After consulting with his doctors, Mr. Cheney was asked to return to the hospital for repeat ultrasound imaging of the deep venous thrombosis, or clot, in that leg, spokeswoman Megan McGinn said.

“The ultrasound revealed no extension or complication of the clot,” she said. “His blood-thinning medication was found to be therapeutic. These results are expected and reassuring, and the current course of treatment will continue.”

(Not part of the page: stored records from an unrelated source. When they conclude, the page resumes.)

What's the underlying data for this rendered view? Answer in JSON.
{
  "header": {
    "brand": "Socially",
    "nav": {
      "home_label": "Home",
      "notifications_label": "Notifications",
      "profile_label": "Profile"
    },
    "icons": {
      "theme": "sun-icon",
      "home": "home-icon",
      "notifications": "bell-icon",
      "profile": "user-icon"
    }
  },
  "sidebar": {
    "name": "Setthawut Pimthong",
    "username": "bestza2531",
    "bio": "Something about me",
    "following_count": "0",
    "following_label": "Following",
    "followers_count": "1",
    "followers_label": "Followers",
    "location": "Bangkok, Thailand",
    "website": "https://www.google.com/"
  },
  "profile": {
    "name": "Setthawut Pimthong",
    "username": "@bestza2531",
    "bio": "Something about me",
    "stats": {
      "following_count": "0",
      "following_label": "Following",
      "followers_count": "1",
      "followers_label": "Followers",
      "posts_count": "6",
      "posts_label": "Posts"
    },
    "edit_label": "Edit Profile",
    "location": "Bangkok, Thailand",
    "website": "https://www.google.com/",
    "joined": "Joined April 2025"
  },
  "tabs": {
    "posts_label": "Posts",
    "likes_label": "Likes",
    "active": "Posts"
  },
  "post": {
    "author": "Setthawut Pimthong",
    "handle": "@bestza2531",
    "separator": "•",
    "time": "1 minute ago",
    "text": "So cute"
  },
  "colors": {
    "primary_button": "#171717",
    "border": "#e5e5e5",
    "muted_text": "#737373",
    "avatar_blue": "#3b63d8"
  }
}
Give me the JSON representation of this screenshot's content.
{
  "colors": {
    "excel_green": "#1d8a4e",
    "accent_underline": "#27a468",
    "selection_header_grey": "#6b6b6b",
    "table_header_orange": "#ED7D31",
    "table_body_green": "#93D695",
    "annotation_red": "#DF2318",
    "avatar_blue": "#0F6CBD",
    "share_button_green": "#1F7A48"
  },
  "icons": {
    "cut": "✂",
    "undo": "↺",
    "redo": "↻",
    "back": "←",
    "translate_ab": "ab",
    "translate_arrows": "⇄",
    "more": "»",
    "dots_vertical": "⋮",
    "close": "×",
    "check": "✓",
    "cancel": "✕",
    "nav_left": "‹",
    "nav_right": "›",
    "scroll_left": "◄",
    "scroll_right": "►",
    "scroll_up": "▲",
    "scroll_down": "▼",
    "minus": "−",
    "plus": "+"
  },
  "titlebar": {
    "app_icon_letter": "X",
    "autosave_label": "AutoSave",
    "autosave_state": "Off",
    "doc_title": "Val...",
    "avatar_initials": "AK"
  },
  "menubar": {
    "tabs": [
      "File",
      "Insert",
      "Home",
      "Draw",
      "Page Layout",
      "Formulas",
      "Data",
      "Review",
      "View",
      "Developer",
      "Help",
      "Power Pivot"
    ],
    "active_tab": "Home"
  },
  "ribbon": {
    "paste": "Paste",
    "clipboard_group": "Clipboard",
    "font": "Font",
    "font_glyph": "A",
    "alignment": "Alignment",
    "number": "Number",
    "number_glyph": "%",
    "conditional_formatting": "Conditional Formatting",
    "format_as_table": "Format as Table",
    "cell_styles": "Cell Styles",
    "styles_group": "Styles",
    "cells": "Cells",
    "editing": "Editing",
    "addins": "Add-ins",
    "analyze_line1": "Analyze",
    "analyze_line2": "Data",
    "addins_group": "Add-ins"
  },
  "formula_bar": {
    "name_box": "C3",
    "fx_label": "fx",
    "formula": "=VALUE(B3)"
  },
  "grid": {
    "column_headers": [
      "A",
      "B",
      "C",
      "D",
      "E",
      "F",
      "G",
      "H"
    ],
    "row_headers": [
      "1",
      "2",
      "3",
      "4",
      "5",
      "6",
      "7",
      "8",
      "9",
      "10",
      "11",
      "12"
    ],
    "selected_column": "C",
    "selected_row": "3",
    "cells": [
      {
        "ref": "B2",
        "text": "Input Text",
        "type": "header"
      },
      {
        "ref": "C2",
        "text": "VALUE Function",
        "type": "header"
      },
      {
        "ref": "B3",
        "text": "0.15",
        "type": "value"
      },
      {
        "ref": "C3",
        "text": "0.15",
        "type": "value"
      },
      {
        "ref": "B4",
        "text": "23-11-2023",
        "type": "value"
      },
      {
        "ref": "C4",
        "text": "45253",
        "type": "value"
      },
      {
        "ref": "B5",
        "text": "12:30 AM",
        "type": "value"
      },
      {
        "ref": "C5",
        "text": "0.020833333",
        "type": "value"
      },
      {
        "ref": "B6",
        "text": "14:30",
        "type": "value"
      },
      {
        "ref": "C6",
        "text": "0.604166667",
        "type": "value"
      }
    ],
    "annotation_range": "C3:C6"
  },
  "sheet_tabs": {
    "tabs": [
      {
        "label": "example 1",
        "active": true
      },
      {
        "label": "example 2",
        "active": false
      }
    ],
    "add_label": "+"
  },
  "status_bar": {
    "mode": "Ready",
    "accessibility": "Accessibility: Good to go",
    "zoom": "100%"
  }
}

Mr. Cheney returned to the White House to resume his normal schedule, she said.

Prefab protests

Newspaper editors nationwide can expect a flood of e-mails urging U.S. withdrawal from Iraq, thanks to MoveOn.org.

“The media has spent a lot of time focusing on divisions between the Democrats,” Eli Pariser, the liberal Internet group’s political director wrote yesterday in an e-mail message to MoveOn’s members. “But the biggest division is between President Bush, who says he’ll veto any timetable for exit, and the voters, who want one. It’s important for the media to understand this stark contrast — can you write a letter to the editor of your local paper?”

Such “AstroTurf” (i.e., fake grass-roots) campaigns are not unusual in contemporary politics. MoveOn.org provided a link to a how-to Web page, supplying its members with anti-war “talking points,” such as: “This week Congress has a chance to take action to end the war. … The Democratic proposal for Iraq is doing what a majority of Americans want. … If President Bush makes good on his threat to veto this bill, he is saying that the only policy he will accept is one of endless war — a policy Americans rejected in November and will continue to reject.”

Reform the form

Lawmakers are aiming to ease a burden that millions of parents preparing to send their children to college struggle with every year — filling out the form known as Free Application for Federal Student Aid.

Both the administration and lawmakers from both parties have long complained that the complex, lengthy form — which determines how much federal student aid a family receives — is a big obstacle for parents and students.

Yesterday, House Education and Labor Committee Chairman George Miller, California Democrat, and Rep. Rahm Emanuel, Illinois Democrat, introduced legislation that would streamline the form, reduce the number of questions and let students apply for the aid one year earlier than currently allowed.

“You should not need a graduate degree in engineering to fill out this form,” Mr. Emanuel said.

The Democrats, however, dropped a contentious provision that was included in last year’s version of their bill — a provision that would have gotten rid of a rule barring college students convicted of a drug crime from receiving federal student aid.